Ame Trandem, the Southeast Asia program director for the non-profit group International Rivers, reports, “Communities which depend on the rivers for their survival have been particularly hard hit with the hydrological changes in the Mekong has led to a decrease in fishing stock, more river bank erosion and changes in water quality and temperature.”

Resettlement of affected communities is one of the biggest challenges facing hydropower projects. While advocates argue any resettlement should ensure displaced communities are left no worse off than before a dam is built, this goal is rarely met, especially in countries where authoritarian governments do not have to answer to voters. In some cases, native groups displaced by dams built more than 50 years ago still await the provision of land for resettlement and farming and other promised compensation.

Research cited by those who fear humans are causing dangerous climate change shows dams may not be as climate-friendly as advertised. While hydropower plants can displace the need for coal-fired power plants, thus reducing or preventing carbon dioxide emissions, the potential methane emissions arising from the reservoirs created behind hydropower dams, especially in tropical regions, can be considerable and are not well accounted for in countries’ greenhouse gas emission inventories.

Professor Philip Fearnside of the Instituto Nacional de Pesquisas da Amazônia in Manaus, warns countries will be unable to meet their Paris climate commitments if they fail to account accurately for the greenhouse gas emissions resulting from hydropower projects.

SOURCE: Eco-Business


GROUPS OBJECT TO DOD CLIMATE FUNDING

A letter signed by representatives of 26 leading free-market think tanks and conservative or libertarian activist organizations supports an amendment, sponsored by U.S. Rep. John Fleming (R-LA), to the National Defense Authorization Act. The amendment aims to prevent the Department of Defense (DOD) from continuing to implement Executive Orders 13653 and 13693 requiring DOD to establish a number of climate change programs and policies throughout the department.

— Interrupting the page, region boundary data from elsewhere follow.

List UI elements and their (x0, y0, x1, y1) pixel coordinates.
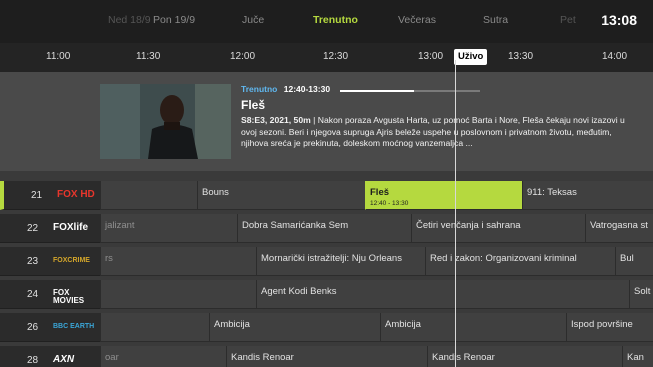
epg-grid: 21 FOX HD Bouns Fleš 12:40 - 13:30 911: … (0, 171, 653, 367)
channel-row: 28 AXN oar Kandis Renoar Kandis Renoar K… (0, 346, 653, 367)
time-tick: 12:00 (230, 51, 256, 62)
fox-crime-logo: FOXCRIME (53, 257, 90, 264)
day-tab[interactable]: Pon 19/9 (153, 14, 195, 26)
program-time: 12:40 - 13:30 (370, 200, 409, 207)
program-cell[interactable] (100, 280, 256, 309)
channel-number: 22 (27, 223, 39, 234)
channel-cell[interactable]: 28 AXN (0, 346, 100, 367)
program-cell[interactable]: Ambicija (380, 313, 566, 342)
program-cell[interactable]: Ambicija (209, 313, 380, 342)
fox-movies-logo: FOX MOVIES (53, 288, 85, 305)
program-cell[interactable]: Kandis Renoar (427, 346, 622, 367)
channel-row: 22 FOXlife jalizant Dobra Samarićanka Se… (0, 214, 653, 243)
program-title: Fleš (370, 187, 390, 198)
program-cell[interactable]: Mornarički istražitelji: Nju Orleans (256, 247, 425, 276)
program-cell[interactable]: Kandis Renoar (226, 346, 427, 367)
channel-row: 24 FOX MOVIES Agent Kodi Benks Solt (0, 280, 653, 309)
axn-logo: AXN (53, 354, 75, 365)
channel-cell[interactable]: 26 BBC EARTH (0, 313, 100, 342)
day-tab[interactable]: Sutra (483, 14, 508, 26)
current-time-line (455, 60, 456, 367)
program-cell[interactable]: jalizant (100, 214, 237, 243)
program-cell[interactable]: Ispod površine (566, 313, 653, 342)
program-cell[interactable]: Solt (629, 280, 653, 309)
program-cell[interactable]: Dobra Samarićanka Sem (237, 214, 411, 243)
time-tick: 14:00 (602, 51, 628, 62)
channel-row: 23 FOXCRIME rs Mornarički istražitelji: … (0, 247, 653, 276)
program-cell[interactable]: Bul (615, 247, 653, 276)
clock: 13:08 (601, 12, 637, 28)
time-tick: 11:00 (46, 51, 71, 62)
program-cell[interactable]: Vatrogasna st (585, 214, 653, 243)
program-description: S8:E3, 2021, 50m | Nakon poraza Avgusta … (241, 115, 625, 148)
program-cell[interactable]: Kan (622, 346, 653, 367)
day-navigation: Ned 18/9 Pon 19/9 Juče Trenutno Večeras … (0, 0, 653, 43)
program-cell[interactable]: Četiri venčanja i sahrana (411, 214, 585, 243)
time-tick: 11:30 (136, 51, 161, 62)
time-line: Trenutno 12:40-13:30 (241, 84, 641, 94)
day-tab[interactable]: Ned 18/9 (108, 14, 151, 26)
day-tab[interactable]: Večeras (398, 14, 436, 26)
time-tick: 13:00 (418, 51, 444, 62)
time-range: 12:40-13:30 (283, 84, 331, 94)
channel-row: 26 BBC EARTH Ambicija Ambicija Ispod pov… (0, 313, 653, 342)
channel-cell[interactable]: 24 FOX MOVIES (0, 280, 100, 309)
channel-cell[interactable]: 22 FOXlife (0, 214, 100, 243)
program-cell[interactable] (100, 181, 197, 210)
time-tick: 12:30 (323, 51, 349, 62)
time-ruler: 11:00 11:30 12:00 12:30 13:00 13:30 14:0… (0, 43, 653, 72)
progress-fill (340, 90, 415, 92)
program-cell[interactable]: 911: Teksas (522, 181, 653, 210)
program-title: Fleš (241, 98, 266, 112)
time-tick: 13:30 (508, 51, 534, 62)
program-cell-now[interactable]: Fleš 12:40 - 13:30 (365, 181, 522, 210)
program-meta: Trenutno 12:40-13:30 Fleš S8:E3, 2021, 5… (241, 84, 641, 150)
program-cell[interactable]: rs (100, 247, 256, 276)
episode-info: S8:E3, 2021, 50m (241, 115, 311, 125)
channel-row: 21 FOX HD Bouns Fleš 12:40 - 13:30 911: … (0, 181, 653, 210)
live-badge[interactable]: Uživo (454, 49, 488, 65)
bbc-earth-logo: BBC EARTH (53, 323, 95, 330)
channel-number: 23 (27, 256, 39, 267)
day-tab[interactable]: Pet (560, 14, 576, 26)
program-cell[interactable]: Bouns (197, 181, 365, 210)
now-label: Trenutno (241, 84, 278, 94)
day-tab[interactable]: Juče (242, 14, 264, 26)
day-tab-now[interactable]: Trenutno (313, 14, 358, 26)
program-thumbnail (100, 84, 231, 159)
program-cell[interactable]: Red i zakon: Organizovani kriminal (425, 247, 615, 276)
program-cell[interactable]: oar (100, 346, 226, 367)
channel-cell[interactable]: 23 FOXCRIME (0, 247, 100, 276)
program-cell[interactable] (100, 313, 209, 342)
thumbnail-image (100, 84, 231, 159)
channel-cell[interactable]: 21 FOX HD (0, 181, 100, 210)
channel-number: 24 (27, 289, 39, 300)
channel-number: 21 (31, 190, 43, 201)
fox-hd-logo: FOX HD (57, 189, 95, 200)
fox-life-logo: FOXlife (53, 222, 89, 233)
program-cell[interactable]: Agent Kodi Benks (256, 280, 629, 309)
channel-number: 26 (27, 322, 39, 333)
progress-bar (340, 90, 480, 92)
channel-number: 28 (27, 355, 39, 366)
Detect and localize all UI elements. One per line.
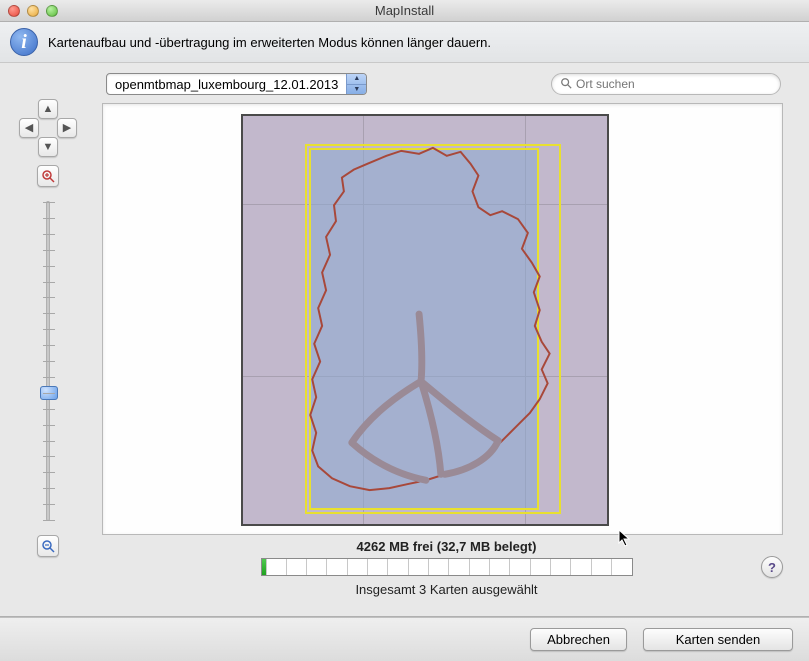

The letter notes DOD climate programs have nothing to do with the mission of the United States’ Armed Services, and continued funding of them is likely to undermine military readiness by diverting scarce resources from programs critical to ensuring the country’s national security to extraneous programs such as “meeting targets for reducing carbon dioxide emissions, meeting a variety of green energy quotas, meeting fleet requirements for low and zero emissions vehicles, and incorporating climate resilience and preparedness as principal aims of land and water management.”